Founder Fred Smith and others on the management team seemed animated about the prospects of a business that has seemed at times to be peripheral at a storied company dominated by express, less-than-truckload and home delivery. “We have a lot of upside potential with FTN,” David J. Bonczek, CEO of FedEx Express, said in the earnings call transcribed by Seeking Alpha. Within the past two to three years, some 100 cities were added to FTN’s network, up from only 25 or so.
“We’re going to continue to build scale at FTN, and we’re going to continue the expansion,” added Alan Graf, chief financial officer at FedEx.
Added Smith: “We’ve expanded over the last three years our FedEx Trade Network significantly, so we’re now a major player in a much broader international trade marketplace than we were just a few years ago.”
Key factors are driving FTN’s growth and leading it to be showcased in front of investors, including the overall shift in transportation spending globally toward lower-cost options, driven by a slowing global economy, lower-value products being shipped and higher fuel costs.
FedEx reported double-digit growth in its international economy service versus slight declines in international express volumes, and is experiencing declines in its U.S. express package volumes while seeing growth at slower-transit FedEx Ground services. It says product launches such as the iPhone aren’t the bonanzas they used to be.
A downshifting in transport is a trend that distinctly favors ocean versus air — ocean being a core competency of FedEx Trade Networks. Several forwarders have cited the air-to-ocean shift this year. Fuel is a big factor. “The world economy has absorbed an incredible increase in the price of fuel,” Smith said, “and that has had very big implications on the way people think about supply chains on their decisions to move ocean or whether they move things by air.”

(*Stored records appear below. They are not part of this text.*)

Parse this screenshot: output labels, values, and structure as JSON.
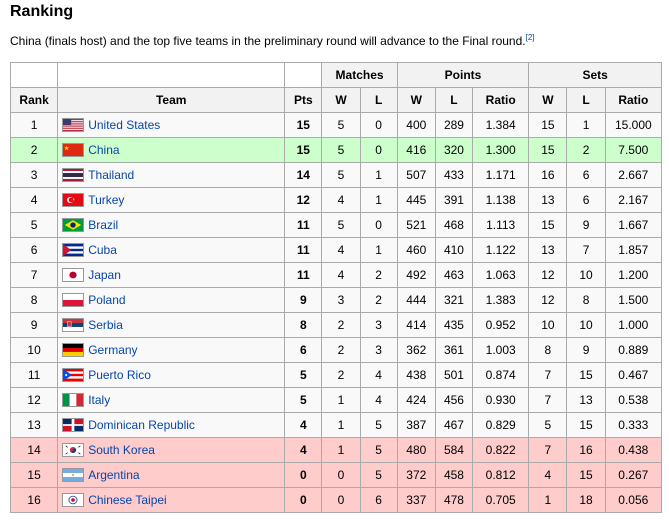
{
  "heading": "Ranking",
  "intro": "China (finals host) and the top five teams in the preliminary round will advance to the Final round.",
  "intro_ref": "[2]",
  "headers": {
    "rank": "Rank",
    "team": "Team",
    "pts": "Pts",
    "matches": "Matches",
    "points": "Points",
    "sets": "Sets",
    "w": "W",
    "l": "L",
    "ratio": "Ratio"
  },
  "rows": [
    {
      "rank": "1",
      "team": "United States",
      "flag": "usa-flag-icon",
      "pts": "15",
      "mw": "5",
      "ml": "0",
      "pw": "400",
      "pl": "289",
      "pr": "1.384",
      "sw": "15",
      "sl": "1",
      "sr": "15.000",
      "style": "plain"
    },
    {
      "rank": "2",
      "team": "China",
      "flag": "china-flag-icon",
      "pts": "15",
      "mw": "5",
      "ml": "0",
      "pw": "416",
      "pl": "320",
      "pr": "1.300",
      "sw": "15",
      "sl": "2",
      "sr": "7.500",
      "style": "green"
    },
    {
      "rank": "3",
      "team": "Thailand",
      "flag": "thailand-flag-icon",
      "pts": "14",
      "mw": "5",
      "ml": "1",
      "pw": "507",
      "pl": "433",
      "pr": "1.171",
      "sw": "16",
      "sl": "6",
      "sr": "2.667",
      "style": "plain"
    },
    {
      "rank": "4",
      "team": "Turkey",
      "flag": "turkey-flag-icon",
      "pts": "12",
      "mw": "4",
      "ml": "1",
      "pw": "445",
      "pl": "391",
      "pr": "1.138",
      "sw": "13",
      "sl": "6",
      "sr": "2.167",
      "style": "plain"
    },
    {
      "rank": "5",
      "team": "Brazil",
      "flag": "brazil-flag-icon",
      "pts": "11",
      "mw": "5",
      "ml": "0",
      "pw": "521",
      "pl": "468",
      "pr": "1.113",
      "sw": "15",
      "sl": "9",
      "sr": "1.667",
      "style": "plain"
    },
    {
      "rank": "6",
      "team": "Cuba",
      "flag": "cuba-flag-icon",
      "pts": "11",
      "mw": "4",
      "ml": "1",
      "pw": "460",
      "pl": "410",
      "pr": "1.122",
      "sw": "13",
      "sl": "7",
      "sr": "1.857",
      "style": "plain"
    },
    {
      "rank": "7",
      "team": "Japan",
      "flag": "japan-flag-icon",
      "pts": "11",
      "mw": "4",
      "ml": "2",
      "pw": "492",
      "pl": "463",
      "pr": "1.063",
      "sw": "12",
      "sl": "10",
      "sr": "1.200",
      "style": "plain"
    },
    {
      "rank": "8",
      "team": "Poland",
      "flag": "poland-flag-icon",
      "pts": "9",
      "mw": "3",
      "ml": "2",
      "pw": "444",
      "pl": "321",
      "pr": "1.383",
      "sw": "12",
      "sl": "8",
      "sr": "1.500",
      "style": "plain"
    },
    {
      "rank": "9",
      "team": "Serbia",
      "flag": "serbia-flag-icon",
      "pts": "8",
      "mw": "2",
      "ml": "3",
      "pw": "414",
      "pl": "435",
      "pr": "0.952",
      "sw": "10",
      "sl": "10",
      "sr": "1.000",
      "style": "plain"
    },
    {
      "rank": "10",
      "team": "Germany",
      "flag": "germany-flag-icon",
      "pts": "6",
      "mw": "2",
      "ml": "3",
      "pw": "362",
      "pl": "361",
      "pr": "1.003",
      "sw": "8",
      "sl": "9",
      "sr": "0.889",
      "style": "plain"
    },
    {
      "rank": "11",
      "team": "Puerto Rico",
      "flag": "puerto-rico-flag-icon",
      "pts": "5",
      "mw": "2",
      "ml": "4",
      "pw": "438",
      "pl": "501",
      "pr": "0.874",
      "sw": "7",
      "sl": "15",
      "sr": "0.467",
      "style": "plain"
    },
    {
      "rank": "12",
      "team": "Italy",
      "flag": "italy-flag-icon",
      "pts": "5",
      "mw": "1",
      "ml": "4",
      "pw": "424",
      "pl": "456",
      "pr": "0.930",
      "sw": "7",
      "sl": "13",
      "sr": "0.538",
      "style": "plain"
    },
    {
      "rank": "13",
      "team": "Dominican Republic",
      "flag": "dominican-republic-flag-icon",
      "pts": "4",
      "mw": "1",
      "ml": "5",
      "pw": "387",
      "pl": "467",
      "pr": "0.829",
      "sw": "5",
      "sl": "15",
      "sr": "0.333",
      "style": "plain"
    },
    {
      "rank": "14",
      "team": "South Korea",
      "flag": "south-korea-flag-icon",
      "pts": "4",
      "mw": "1",
      "ml": "5",
      "pw": "480",
      "pl": "584",
      "pr": "0.822",
      "sw": "7",
      "sl": "16",
      "sr": "0.438",
      "style": "red"
    },
    {
      "rank": "15",
      "team": "Argentina",
      "flag": "argentina-flag-icon",
      "pts": "0",
      "mw": "0",
      "ml": "5",
      "pw": "372",
      "pl": "458",
      "pr": "0.812",
      "sw": "4",
      "sl": "15",
      "sr": "0.267",
      "style": "red"
    },
    {
      "rank": "16",
      "team": "Chinese Taipei",
      "flag": "chinese-taipei-flag-icon",
      "pts": "0",
      "mw": "0",
      "ml": "6",
      "pw": "337",
      "pl": "478",
      "pr": "0.705",
      "sw": "1",
      "sl": "18",
      "sr": "0.056",
      "style": "red"
    }
  ],
  "colors": {
    "advance_row": "#ccffcc",
    "eliminated_row": "#ffcccc",
    "link": "#0645ad",
    "header_bg": "#f2f2f2"
  }
}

For FedEx, being able to offer a viable waterborne service is an example of how it deploys a “portfolio” approach to its business — putting itself in a position to offer higher or lower priority options to customers as they adapt to changing conditions they face in their own markets.

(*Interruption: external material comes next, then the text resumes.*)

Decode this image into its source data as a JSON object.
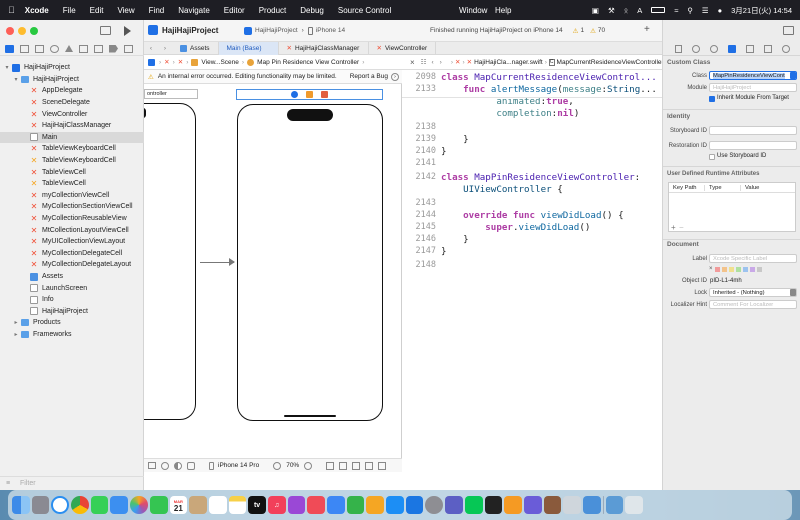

“When we see weakness in the economy … we see a shift from our premium services … to deferred services to take advantage of lower transit times and lower rates. That’s just one way that customers manage their supply chains in difficult economic conditions,” said T. Michael Glenn, executive vice president for market development.

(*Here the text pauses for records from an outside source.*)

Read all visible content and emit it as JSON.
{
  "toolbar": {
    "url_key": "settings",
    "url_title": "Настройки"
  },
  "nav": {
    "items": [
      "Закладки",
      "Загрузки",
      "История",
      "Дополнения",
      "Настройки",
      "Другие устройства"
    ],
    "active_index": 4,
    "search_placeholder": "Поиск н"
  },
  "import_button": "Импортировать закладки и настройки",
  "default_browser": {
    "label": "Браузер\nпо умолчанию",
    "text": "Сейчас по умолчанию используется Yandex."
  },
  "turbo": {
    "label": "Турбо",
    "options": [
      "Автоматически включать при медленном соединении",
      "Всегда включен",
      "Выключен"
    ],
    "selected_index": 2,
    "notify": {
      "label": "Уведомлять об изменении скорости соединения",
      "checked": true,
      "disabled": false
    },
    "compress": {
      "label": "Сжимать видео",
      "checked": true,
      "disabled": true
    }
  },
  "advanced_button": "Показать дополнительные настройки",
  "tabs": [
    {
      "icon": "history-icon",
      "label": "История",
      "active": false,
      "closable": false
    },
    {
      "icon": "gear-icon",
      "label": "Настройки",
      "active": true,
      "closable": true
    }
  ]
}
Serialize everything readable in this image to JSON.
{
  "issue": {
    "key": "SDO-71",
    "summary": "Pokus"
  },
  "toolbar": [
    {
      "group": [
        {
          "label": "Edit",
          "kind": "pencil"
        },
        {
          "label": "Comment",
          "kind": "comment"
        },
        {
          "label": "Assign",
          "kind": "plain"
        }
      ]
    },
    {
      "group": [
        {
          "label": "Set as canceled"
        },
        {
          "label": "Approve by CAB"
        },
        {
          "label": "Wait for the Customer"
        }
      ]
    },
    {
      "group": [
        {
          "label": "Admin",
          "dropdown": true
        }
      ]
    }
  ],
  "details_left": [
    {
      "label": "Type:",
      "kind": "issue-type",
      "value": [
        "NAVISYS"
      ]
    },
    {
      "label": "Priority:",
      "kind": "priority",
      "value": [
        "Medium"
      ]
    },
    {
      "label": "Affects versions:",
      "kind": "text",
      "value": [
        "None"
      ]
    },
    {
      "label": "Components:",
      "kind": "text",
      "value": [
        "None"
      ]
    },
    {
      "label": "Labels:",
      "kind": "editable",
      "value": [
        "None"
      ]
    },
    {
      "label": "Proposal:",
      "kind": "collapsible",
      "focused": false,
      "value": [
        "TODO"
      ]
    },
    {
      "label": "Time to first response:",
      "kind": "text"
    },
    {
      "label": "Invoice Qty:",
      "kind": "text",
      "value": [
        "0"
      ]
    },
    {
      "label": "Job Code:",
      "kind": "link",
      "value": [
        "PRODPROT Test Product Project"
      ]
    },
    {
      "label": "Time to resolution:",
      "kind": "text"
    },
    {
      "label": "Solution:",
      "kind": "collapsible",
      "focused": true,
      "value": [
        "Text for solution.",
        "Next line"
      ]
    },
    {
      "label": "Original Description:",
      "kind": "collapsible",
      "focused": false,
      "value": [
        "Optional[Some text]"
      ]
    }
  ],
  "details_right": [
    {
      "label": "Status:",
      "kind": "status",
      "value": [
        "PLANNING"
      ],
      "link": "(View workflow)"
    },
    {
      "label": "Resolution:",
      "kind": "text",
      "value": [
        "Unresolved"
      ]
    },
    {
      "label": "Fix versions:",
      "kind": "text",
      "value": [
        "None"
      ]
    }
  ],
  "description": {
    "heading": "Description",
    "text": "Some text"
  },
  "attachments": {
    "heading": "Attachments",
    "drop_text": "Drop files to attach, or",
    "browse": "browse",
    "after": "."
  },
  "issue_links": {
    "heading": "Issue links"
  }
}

It’s a matter of “putting the right freight in the right networks,” one executive said. At the moment, with a slowing economy and higher fuel costs hitting shippers, that means helping customers trade down.
“The Express segment is taking market share from the traditional air freight segment, and the traditional air freight segment is losing some traffic to the sea freight area,” Smith said. “And that’s our strategy. We’re participating in both of those, with FedEx Trade Networks in the sea freight area.”
Part of what has enabled FTN to expand into so many markets, Smith said, is a steady expansion of ocean liner services. Although ocean carriers struggle to be profitable, service offerings have expanded, allowing third-party logistics providers such as FTN and others to effectively cater to shippers seeking lower-cost options backed by robust technology.
“Over the last 10 years, the container liner services have gotten a lot better,” Smith said. “I mean, there’s now daily service from almost every major port in Asia to the major ports in the United States and Europe. This will be even more pronounced once the Panama Canal has expanded to the so-called Panamax-size ships in 2014.”
In expanding its FTN business, FedEx is riding a wave of international ocean forwarders taking advantage of available ocean capacity to deliver a higher-value service based on track-and-trace visibility, which, for customers of FedEx, was a similar experience as when they were moving goods by air. As Bronczek said: “When (customers are) moving on the ocean, they still see the visibility, they still see the tracking, they still see the reliability of the service commitment on deliveries.”